World economy vs. D.C. games; or, the trade bill's plight.

WASHINGTON -- Obstructionism sometimes makes for odd companions, and that was certainly the case when Congress set aside pleas from the Clinton Administration and failed to approve the world trade agreement.

In the Senate, approval was blocked by a Democrat, Sen. Ernest Hollings of South Carolina, who was overcome by affection for the textile manufacturers in his state. In the House, chief GOP firebrand Newt Gingrich of Georgia tossed the trade bill onto the pile of Democratic initiatives that Republicans were gleefully incinerating.

In both chambers, there was a stampede by members to escape the frustration of political gridlock and begin campaigning.

A lame duck session is set for late November so Congress can return to the trade bill, and Democratic leaders have offered assurances that it will be passed.

Opponents will be making a mistake if they focus on parochial concerns and end up blocking something that by most accounts will provide broad benefits to the United States and the global economy.

The world trade bill would ratify painstaking multilateral negotiations over many years under the General Agreement on Tariffs and Trade. It would lower tariffs on a wide range of goods and enable U.S. exporters to expand their markets throughout the world. With the European and Japanese economies on the move again, the timing could not be better.
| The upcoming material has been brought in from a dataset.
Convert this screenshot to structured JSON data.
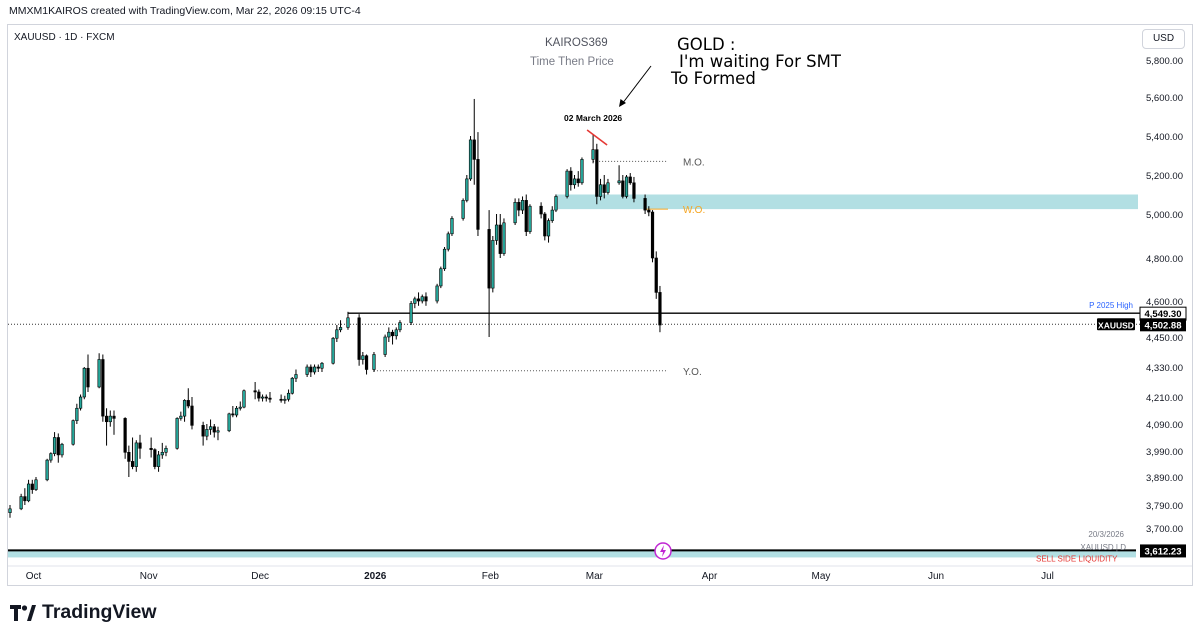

Treasury officials estimate that over 10 years a GATT agreement would slash global tariffs by $744 billion -- a massive tax cut that would put money directly into people's pockets. U.S. production would be raised by an estimated $1,200 per worker, and somewhere between 300,000 and 700,000 jobs would be created.

The bottom line is that increased trade adds directly to income, employment, and growth. Moreover, no one doubts that U.S. companies are now poised to make big inroads in foreign markets. The dollar is cheap compared with other currencies, and the quality of U.S. products is again worldclass after two decades of global competition and technological innovation.

If Budweiser can sell beer in London and IBM can sell computers in Japan, U.S. companies can sell anything anywhere. The "Made in U.S.A." label is back in vogue again around the world.

Opponents of the GATT trade bill are fighting against the tide of history, but their actions are not riskless.

In Russia, democracy is imperiled in an economy threatened by private gangs and runaway inflation. In Spain, unemployment is running more than 20%, about what it was in the United States during the Depression. Elsewhere in Europe, the extreme right is on the rise, feeding on joblessness and immigration worries.

Opponents of the trade bill are forgetting the urgency of bringing nations together in a world that is still threatened by forces that can tear it apart.